GOPA (Grow-Out Production Assembly)
Growing shrimp in decreased water depths is fundamental to the ability to go vertical for the production of shrimp, i.e., it allows for increased output per m2 of floor footprint and facilitates shrimp farming in warehouses.
Shown in the figure below is a basic production sub-unit (PSU). There is an end cap labeled harvest pit in the figure shown below and a linear section along which water is circulated in a counter clockwise direction. The harvest pit facilitates sedimentation of waste due to slowed water circulation. The harvest pit also facilitates shrimp harvest.
Two vertically stacked inter-modal containers form one shrimp grow out production assembly (GOPA). PSUs are fabricated in the GOPA. Per the functional use of the GOPA, the configuration in the upper and lower containers that constitute the GOPA are different as can be seen in the figure shown to the left.
PSUs #1, #2A, #2B and #3A are assembled in the upper container. PSUs #3B, #4A and #4B are assembled in the lower container. Operationally, each GOPA in effect is comprised of seven vertically arranged PSUs.
Operating from a conservative perspective, one of many possible shrimp production models based on a biomass of 3 kg/m2 is presented in the table below. In this model, four phases are employed. In practice Phase 1 is executed by stocking PLs into a nursery where they are raised to a juvenile stage (0.7-1g) for ~1 month. Phase 2 is executed by transferring the juvenile shrimp to PSU #1A of the GOPA. After approximately one month the biomass will begin to exceed the carrying capacity of the system.
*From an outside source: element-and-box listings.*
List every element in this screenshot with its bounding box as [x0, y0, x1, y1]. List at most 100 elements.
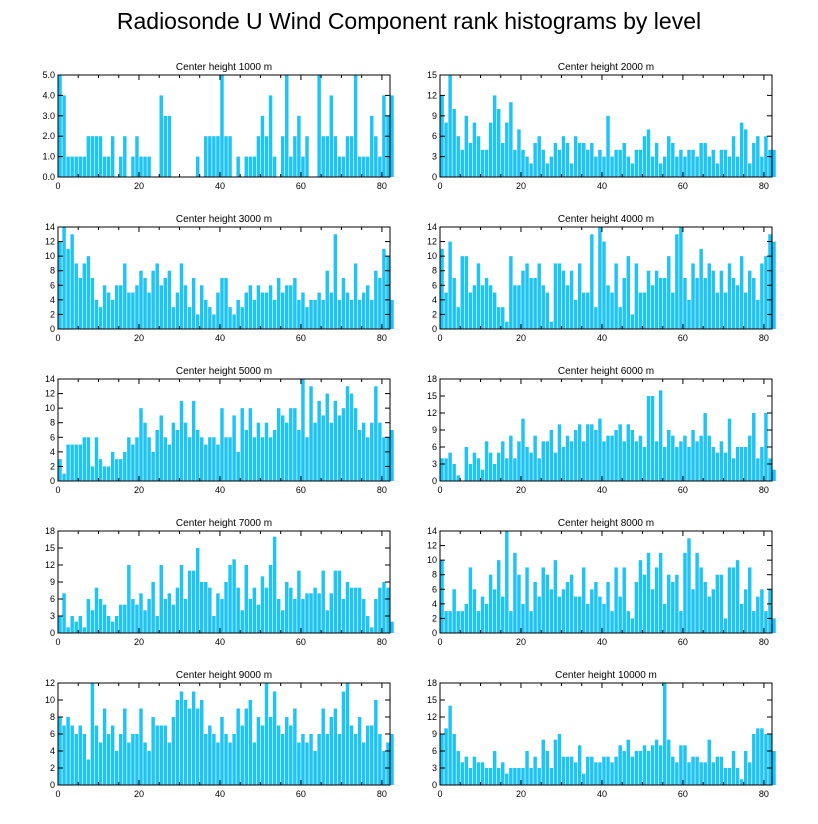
histogram-bar [293, 708, 297, 785]
histogram-bar [468, 567, 473, 633]
histogram-bar [305, 136, 309, 177]
histogram-bar [561, 756, 566, 785]
histogram-bar [699, 143, 703, 177]
histogram-bar [521, 418, 525, 481]
histogram-bar [464, 756, 469, 785]
histogram-bar [313, 587, 317, 633]
y-tick-label: 10 [45, 251, 55, 261]
histogram-bar [280, 136, 285, 177]
histogram-bar [586, 292, 590, 329]
histogram-bar [285, 75, 289, 177]
histogram-bar [707, 596, 711, 633]
histogram-bar [309, 734, 313, 785]
histogram-bar [353, 263, 358, 329]
histogram-bar [525, 447, 529, 481]
histogram-bar [590, 234, 594, 329]
histogram-bar [582, 143, 586, 177]
histogram-bar [675, 447, 679, 481]
histogram-bar [529, 611, 533, 633]
histogram-bar [541, 567, 545, 633]
histogram-bar [293, 136, 297, 177]
histogram-bar [496, 452, 501, 481]
histogram-bar [187, 307, 192, 329]
histogram-bar [280, 610, 285, 633]
histogram-bar [386, 587, 390, 633]
histogram-bar [252, 437, 257, 481]
histogram-bar [171, 422, 176, 481]
y-tick-label: 6 [432, 746, 437, 756]
histogram-bar [325, 734, 329, 785]
histogram-bar [289, 156, 293, 177]
histogram-bar [658, 552, 663, 633]
histogram-bar [260, 292, 265, 329]
histogram-bar [285, 422, 289, 481]
histogram-bar [646, 552, 651, 633]
histogram-bar [553, 263, 558, 329]
y-tick-label: 9 [432, 729, 437, 739]
histogram-bar [175, 587, 180, 633]
histogram-bar [220, 599, 224, 633]
histogram-bar [569, 270, 574, 329]
histogram-bar [390, 95, 394, 177]
histogram-bar [695, 756, 699, 785]
histogram-bar [285, 717, 289, 785]
x-tick-label: 20 [516, 789, 526, 799]
histogram-bar [143, 610, 147, 633]
histogram-bar [505, 531, 509, 633]
histogram-bar [297, 742, 301, 785]
histogram-bar [256, 717, 261, 785]
histogram-bar [598, 596, 602, 633]
histogram-bar [545, 751, 550, 785]
histogram-bar [553, 452, 558, 481]
histogram-bar [545, 441, 550, 481]
histogram-bar [123, 263, 127, 329]
y-tick-label: 6 [432, 131, 437, 141]
histogram-bar [509, 768, 513, 785]
histogram-bar [618, 307, 622, 329]
y-tick-label: 0 [432, 324, 437, 334]
histogram-bar [756, 458, 760, 481]
y-tick-label: 0 [432, 476, 437, 486]
histogram-bar [545, 574, 550, 633]
histogram-bar [224, 437, 228, 481]
histogram-bar [297, 115, 301, 177]
histogram-bar [517, 285, 521, 329]
histogram-bar [244, 430, 248, 481]
histogram-bar [557, 263, 562, 329]
histogram-bar [679, 441, 683, 481]
histogram-bar [106, 292, 111, 329]
histogram-bar [195, 548, 200, 633]
x-tick-label: 20 [134, 637, 144, 647]
histogram-bar [752, 413, 756, 481]
histogram-bar [723, 452, 728, 481]
histogram-bar [268, 95, 273, 177]
histogram-bar [630, 756, 635, 785]
y-tick-label: 8 [432, 570, 437, 580]
histogram-bar [642, 447, 647, 481]
histogram-bar [151, 717, 155, 785]
histogram-bar [374, 270, 378, 329]
histogram-bar [695, 156, 699, 177]
histogram-bar [650, 396, 655, 481]
histogram-bar [382, 248, 386, 329]
histogram-bar [573, 430, 578, 481]
histogram-bar [695, 278, 699, 329]
histogram-bar [244, 708, 248, 785]
histogram-bar [345, 386, 350, 481]
histogram-bar [594, 762, 598, 785]
histogram-panel: Center height 7000 m 0 20 40 60 80 0 3 6 9 12 15 18 [45, 518, 394, 647]
histogram-bar [106, 156, 111, 177]
histogram-bar [739, 603, 744, 633]
histogram-bar [764, 734, 768, 785]
histogram-bar [357, 156, 362, 177]
histogram-bar [220, 717, 224, 785]
histogram-bar [452, 464, 456, 481]
histogram-panel: Center height 8000 m 0 20 40 60 80 0 2 4 6 8 10 12 14 [427, 518, 776, 647]
x-tick-label: 0 [437, 637, 442, 647]
histogram-bar [70, 725, 74, 785]
histogram-bar [329, 593, 334, 633]
histogram-bar [349, 725, 354, 785]
histogram-bar [654, 567, 659, 633]
histogram-bar [614, 149, 618, 177]
histogram-bar [82, 263, 87, 329]
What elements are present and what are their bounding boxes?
Therefore, the shrimp density must be reduced. This is accomplished by sub-dividing the shrimp evenly between production PSUs #2A and #2B, thereby initiating Phase 3. Transfer is accomplished by gravity, this entails connecting a tube between production PSU #1 and #2A or #2B. Shrimp suspended in water move from the superior PSU, to the inferior PSUs. Integral to establishing a synchronous production cycle, as soon as #1 is emptied, it is restocked with juvenile shrimp transferred from the nursery in order to initaiate the next cycle.
After ~4 additional weeks, the carrying capacity of #2A and #2B will have been exceeded. The shrimp biomass of PSUs #2A and #2B are then evenly divided between PSUs #3A, #3b, #3C and #3D thereby initiating Phase 4. After approximately four additional weeks the shrimp will have reached an average size of around 26g, a desirable market size. The shrimp can then be harvested and offered for sale. Production is synchronous and using this model, Phase 4 shrimp can be harvested thirteen times per yr, yielding a total of 5776 kg per GOPA.
“The ability to stock shrimp at high density and maintain the biomass at ~3kg/m2, drives the dramatic production yield engendered by the application of SIRSFT. “It is also the reason that such systems can be commercialized and be highly profitable.”